The story begins at a ball celebrating Teddy Roosevelt’s inauguration, where the three girls are in high demand.
Helen (Anita Louise) is the loveliest, Grace (Jane Bryan) the steadiest, and Louise (Bette Davis) the most confident. Louise is on the verge of engagement to a banker’s son, Tom (Dick Foran), until she encounters Frank (Errol Flynn), a flashy visiting newspaper reporter.
He has few prospects, and her parents don’t like him. He talks too much about freedom and drinking. But she’s in love, so she elopes with him to San Francisco. Her sisters, who seem to have a sixth sense about one another’s movements, anticipate her actions, and say goodbye before she can sneak away.
While Louise is busy grasping at contentment in San Francisco with her increasingly worthless husband, Grace marries Louise’s ex, Tom, and has a son. Meanwhile, Helen cozies up to her long-time admirer, Sam (Alan Hale), who is twice her age but can give her a life of glamour away from Silver Bow. At first, only Louise’s life is turning sour, with her mother adding the word “poor” to her name whenever she says it. Frank, a heavy drinker, avoids home and complains about his lack of freedom and talent, which makes him a general joy to be around. Finally, Louise gets a job so that they can pay the bills, giving him yet another reason to feel sorry for himself. Just before the famous 1906 earthquake, he flirts with the idea of leaving her.
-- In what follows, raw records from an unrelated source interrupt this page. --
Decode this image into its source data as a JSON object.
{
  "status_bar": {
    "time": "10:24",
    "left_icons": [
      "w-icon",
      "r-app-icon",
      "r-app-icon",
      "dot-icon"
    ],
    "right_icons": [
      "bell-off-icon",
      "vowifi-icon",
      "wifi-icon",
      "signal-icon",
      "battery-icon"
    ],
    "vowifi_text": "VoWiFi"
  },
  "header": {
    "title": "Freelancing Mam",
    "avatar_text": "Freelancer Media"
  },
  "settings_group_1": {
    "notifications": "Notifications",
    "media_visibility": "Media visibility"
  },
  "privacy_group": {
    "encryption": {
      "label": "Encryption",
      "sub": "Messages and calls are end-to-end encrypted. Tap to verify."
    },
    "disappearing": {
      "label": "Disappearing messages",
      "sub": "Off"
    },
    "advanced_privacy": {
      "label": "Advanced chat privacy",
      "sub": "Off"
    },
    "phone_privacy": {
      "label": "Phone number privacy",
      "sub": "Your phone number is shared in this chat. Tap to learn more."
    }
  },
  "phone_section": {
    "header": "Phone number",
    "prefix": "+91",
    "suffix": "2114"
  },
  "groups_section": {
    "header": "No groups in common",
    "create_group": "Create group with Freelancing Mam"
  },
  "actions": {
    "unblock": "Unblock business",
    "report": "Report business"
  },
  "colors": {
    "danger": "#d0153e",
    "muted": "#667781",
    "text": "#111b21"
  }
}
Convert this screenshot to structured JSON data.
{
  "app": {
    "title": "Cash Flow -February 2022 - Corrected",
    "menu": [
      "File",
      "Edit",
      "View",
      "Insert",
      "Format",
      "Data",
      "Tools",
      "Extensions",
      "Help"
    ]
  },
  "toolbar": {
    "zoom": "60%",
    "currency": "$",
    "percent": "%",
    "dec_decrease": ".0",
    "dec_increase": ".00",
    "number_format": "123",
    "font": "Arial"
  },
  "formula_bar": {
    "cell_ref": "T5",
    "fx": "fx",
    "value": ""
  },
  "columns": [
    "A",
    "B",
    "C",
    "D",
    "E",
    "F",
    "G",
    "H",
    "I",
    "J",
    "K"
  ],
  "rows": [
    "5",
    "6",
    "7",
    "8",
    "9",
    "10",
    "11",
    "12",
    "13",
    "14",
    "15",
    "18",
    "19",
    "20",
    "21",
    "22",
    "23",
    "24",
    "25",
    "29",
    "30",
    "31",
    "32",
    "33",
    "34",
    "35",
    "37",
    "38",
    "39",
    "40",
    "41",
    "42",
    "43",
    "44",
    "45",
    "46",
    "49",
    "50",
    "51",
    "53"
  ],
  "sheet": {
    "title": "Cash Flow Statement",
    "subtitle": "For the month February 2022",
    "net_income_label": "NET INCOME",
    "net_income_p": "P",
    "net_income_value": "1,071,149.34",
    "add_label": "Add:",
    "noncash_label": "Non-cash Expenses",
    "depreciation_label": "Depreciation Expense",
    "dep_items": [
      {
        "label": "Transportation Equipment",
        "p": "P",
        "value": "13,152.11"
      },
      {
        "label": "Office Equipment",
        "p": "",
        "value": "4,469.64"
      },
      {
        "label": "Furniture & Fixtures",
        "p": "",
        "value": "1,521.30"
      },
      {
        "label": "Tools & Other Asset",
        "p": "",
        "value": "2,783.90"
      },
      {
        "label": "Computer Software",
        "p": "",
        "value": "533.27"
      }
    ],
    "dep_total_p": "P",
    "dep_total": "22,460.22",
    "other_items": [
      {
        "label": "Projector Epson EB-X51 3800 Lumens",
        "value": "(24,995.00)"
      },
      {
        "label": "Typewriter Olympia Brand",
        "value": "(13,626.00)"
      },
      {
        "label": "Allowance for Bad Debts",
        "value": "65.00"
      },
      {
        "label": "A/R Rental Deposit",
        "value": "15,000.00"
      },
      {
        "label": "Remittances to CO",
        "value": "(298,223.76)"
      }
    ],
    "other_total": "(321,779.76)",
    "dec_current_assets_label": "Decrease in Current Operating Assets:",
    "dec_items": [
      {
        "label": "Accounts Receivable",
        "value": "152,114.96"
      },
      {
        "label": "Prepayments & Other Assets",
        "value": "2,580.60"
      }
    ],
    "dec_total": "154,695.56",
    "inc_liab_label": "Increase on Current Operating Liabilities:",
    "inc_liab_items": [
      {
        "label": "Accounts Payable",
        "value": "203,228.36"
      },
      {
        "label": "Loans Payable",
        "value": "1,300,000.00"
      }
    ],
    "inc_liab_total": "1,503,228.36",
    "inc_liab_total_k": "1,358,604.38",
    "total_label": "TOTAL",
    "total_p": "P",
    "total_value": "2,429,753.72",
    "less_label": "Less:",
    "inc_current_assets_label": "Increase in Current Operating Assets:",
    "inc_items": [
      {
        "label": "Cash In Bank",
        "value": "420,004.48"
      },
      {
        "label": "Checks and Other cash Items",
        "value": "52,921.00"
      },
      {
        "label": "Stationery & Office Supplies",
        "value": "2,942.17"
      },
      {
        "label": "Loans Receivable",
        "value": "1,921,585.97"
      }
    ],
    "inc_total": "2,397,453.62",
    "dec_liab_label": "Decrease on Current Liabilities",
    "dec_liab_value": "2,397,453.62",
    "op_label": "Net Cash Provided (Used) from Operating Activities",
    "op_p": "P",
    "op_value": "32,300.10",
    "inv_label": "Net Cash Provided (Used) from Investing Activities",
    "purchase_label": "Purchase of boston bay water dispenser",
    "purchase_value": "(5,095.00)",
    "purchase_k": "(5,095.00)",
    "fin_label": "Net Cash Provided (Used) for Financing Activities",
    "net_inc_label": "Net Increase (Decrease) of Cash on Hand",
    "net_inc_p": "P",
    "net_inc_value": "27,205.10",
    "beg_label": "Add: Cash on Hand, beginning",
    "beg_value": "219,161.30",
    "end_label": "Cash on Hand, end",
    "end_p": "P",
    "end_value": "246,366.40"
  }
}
Helen, predictably, is faithless to her husband, whose health proves precarious. And when Grace discovers her husband isn’t as loyal as she thought, her sisters rush home to help her, scaring a group of philandering husbands into aiding their cause: outcasting the woman who seduced him.
I won’t reveal what happens to each of their marriages, or the ending that promises happiness the audience has no reason to trust. I will say the movie is engrossing throughout, with comic relief from their parents (character actors Henry Travers and Beulah Bondi), convincing chemistry between Flynn and Davis, and lovely dresses by Orry George Kelly.
But what most intrigued me about the film occurred in the final minutes. Grace and Helen both sense that Louise is in need during the final inaugural ball of the film (this time for Taft), and each leaves her man to seek her. Together, the three sisters hold one another in a final, empowering image, their expressions declaring that whatever others will do—or won’t—these three will fiercely protect one another. And that is an image that will be on my mind on National Siblings Day.